На следующий вечер, много позже ужина и вечерней молитвы, Манфред лежал в кровати; свеча на полке над его головой была старательно заслонена, чтобы ее свет не сказал тете Труди о расточительности Манфреда. Он читал Гете, любимого писателя отца. Это было нелегко, хотя его немецкий значительно улучшился. Тетя Труди настаивала, чтобы два дня в неделю в доме говорили только по-немецки, и за столом затевала сложные ученые дискуссии, в которых должны были участвовать все члены семьи, и не просто должны – обязаны. Но Гете – не шутки, и Манфред так сосредоточился на сложном использовании писателем глаголов, что заметил дядю Тромпа, только когда его тень упала на кровать и книгу взяли из рук.

– Испортишь глаза, йонг.

Манфред быстро сел, свесил ноги с кровати, а дядя Тромп сел с ним рядом.
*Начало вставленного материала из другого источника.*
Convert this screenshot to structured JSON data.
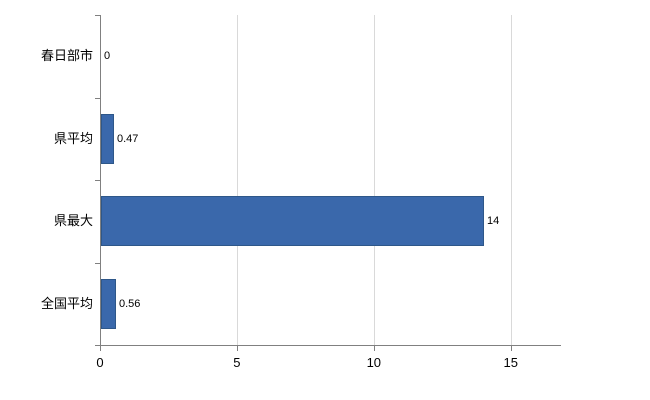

Несколько мгновений старик листал книгу. Потом заговорил, не поднимая головы.

– Завтра утром Раутенбах уезжает в Виндхук на своем «форде-Т». Везет на рынок сотню индеек. В кузове есть для тебя место. Вываляешься в перьях и индюшачьем помете, зато дорога обойдется дешевле, чем поезд.

– Спасибо, дядя Тромп.

– В городе есть старая вдова, набожная, достойная женщина, к тому же отличная кухарка. Будешь жить у нее. Я ей написал.

Он достал из кармана листок из своего блокнота и положил Манфреду на колени. Листок был сложен и запечатан красным воском: на жалованье деревенского священника нельзя было купить такую роскошь, как конверт.

– Спасибо, дядя Тромп.

Манфред не знал, что еще сказать. Ему хотелось обхватить руками толстую медвежью шею и прижаться щекой к жесткой бороде, но он сдержался.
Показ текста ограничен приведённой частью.